Le défilé reprit sur un tour en maillot de bain. Alors que la plupart avaient eu recours à un bikini, Elizabeth, de par sa grossesse avait opté pour un uni simple mais élégant décoré d’un nœud sur le décolleté et de l’inscription « bébé en cours ». Inscription très judicieuse pour la situation.

Le vert bouteille de sa robe de soirée fit ressortir sa chevelure rougeoyante et ses pupilles émeraude, qui laissait fades toutes les autres concurrentes à côté. Elle avait choisi une robe fourreau où de la fourrure d’hermine encadrait son buste au niveau du décolleté et les pans de la robe. Le velouté de la robe faisait ressortir l’ivoire de sa peau. Une couronne de fleur s’emmêlait dans les boucles folles de sa chevelure. Tout montrait en elle, qu’elle était faite pour la couronne.

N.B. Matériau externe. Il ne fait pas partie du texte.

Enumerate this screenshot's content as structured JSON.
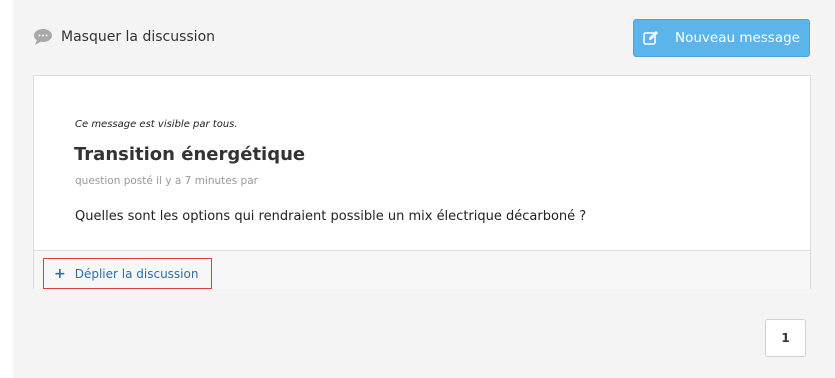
{
  "discussion": {
    "toggle_label": "Masquer la discussion",
    "toggle_icon": "speech-bubble-icon"
  },
  "toolbar": {
    "new_message_label": "Nouveau message",
    "new_message_icon": "edit-icon",
    "accent_color": "#5bb4ea"
  },
  "post": {
    "visibility": "Ce message est visible par tous.",
    "title": "Transition énergétique",
    "meta": "question posté il y a 7 minutes par",
    "body": "Quelles sont les options qui rendraient possible un mix électrique décarboné ?"
  },
  "footer": {
    "expand_label": "Déplier la discussion",
    "expand_icon": "plus-icon",
    "highlight_color": "#d9413f"
  },
  "pagination": {
    "current_page": "1"
  }
}
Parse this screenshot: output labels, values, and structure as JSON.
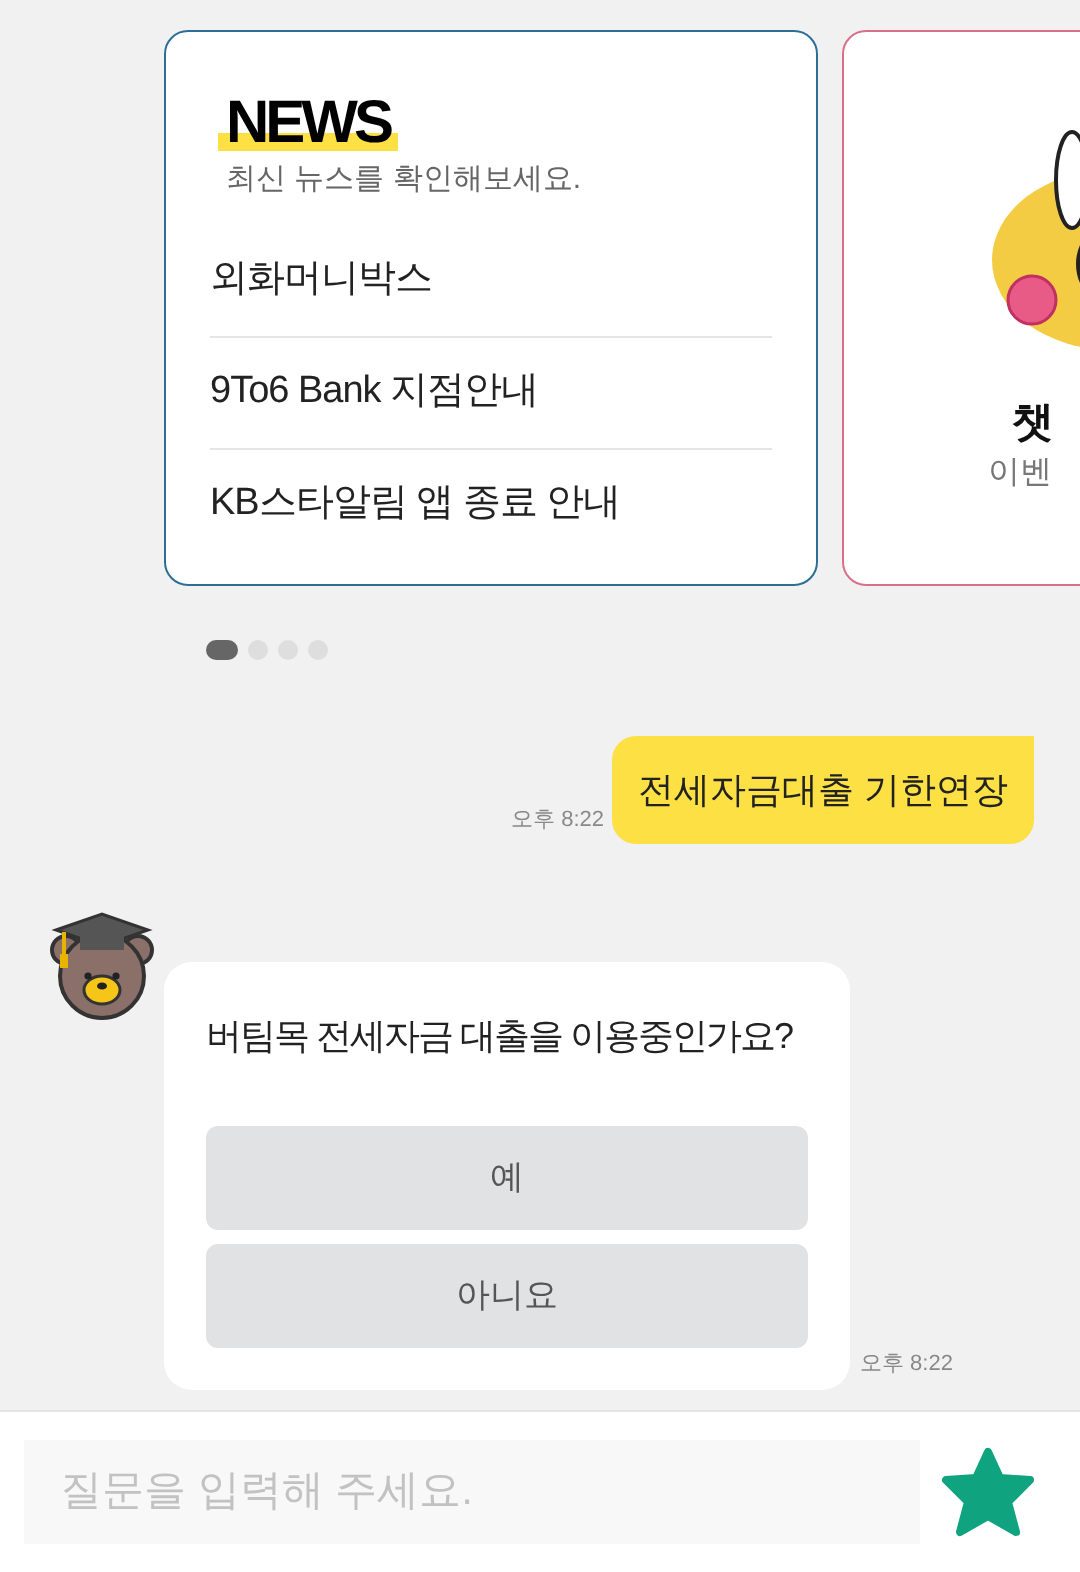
{
  "carousel": {
    "cards": [
      {
        "kind": "news",
        "title": "NEWS",
        "subtitle": "최신 뉴스를 확인해보세요.",
        "items": [
          "외화머니박스",
          "9To6 Bank 지점안내",
          "KB스타알림 앱 종료 안내"
        ]
      },
      {
        "kind": "event",
        "title": "챗",
        "subtitle": "이벤"
      }
    ],
    "dots": [
      {
        "selected": true
      },
      {
        "selected": false
      },
      {
        "selected": false
      },
      {
        "selected": false
      }
    ]
  },
  "messages": [
    {
      "kind": "user",
      "text": "전세자금대출 기한연장",
      "time": "오후 8:22"
    },
    {
      "kind": "bot",
      "text": "버팀목 전세자금 대출을 이용중인가요?",
      "options": [
        "예",
        "아니요"
      ],
      "time": "오후 8:22"
    }
  ],
  "input": {
    "placeholder": "질문을 입력해 주세요."
  }
}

J’entendais les spectateurs retenir leur souffle. Moi-même, je retins ma bouche au dernier moment, avant d’être ébahie par sa beauté naturelle. Elle avait à peine maquillé ses yeux, ce qui faisait ressortir davantage la couleur de ses iris. Elle serra dans sa main, une rose de Lilith qu’elle vint poser sur le sol, au pied du peuple. Le signe de respect qu’elle montrait envers notre déesse était admirable et signifiait énormément pour nous tous.

Elle s’inclina ensuite très légèrement, autant que son ventre lui permettait puis elle rejoignit le reste du défilé. Une acclamation de ferveur s’éleva comme un seul homme et des sifflements ahuris retentirent. Alors, je fis comme tout le monde, je me levais et applaudis.

Le défilé reprit après quelques minutes, enchainant les tenues les plus onéreuses et magnifiques. Je me contentais de regarder sans vraiment voir, je savais déjà l’issue du concours.

Le dernier tour passa et chacune des jeunes filles présentes s’immobilisa sur le devant de la tente en deux lignes décalées. Gramil descendit les quelques marches de l’estrade, micro en main et se plaça devant elle.

« Nous attendons avec impatience vos votes, Mesdames et Messieurs du jury. »

Des bulletins furent étalés devant nous et on nous distribua des enveloppes. On avait le droit jusqu’à deux votes. Je me contentais de prendre le bulletin d’Eli et d’une jeune dhampir prometteuse.

« Après le calcul des voix, il y aura les résultats. Je vous invite en attendant à converser avec les candidates. »

Plusieurs personnes se dirigèrent vers Elizabeth, qui rougit en les voyants arrivés. Mais même timidement, elle leur répondit de bon cœur. Ils devaient sûrement tous vouloir savoir comment elle en était venue à porter mon enfant.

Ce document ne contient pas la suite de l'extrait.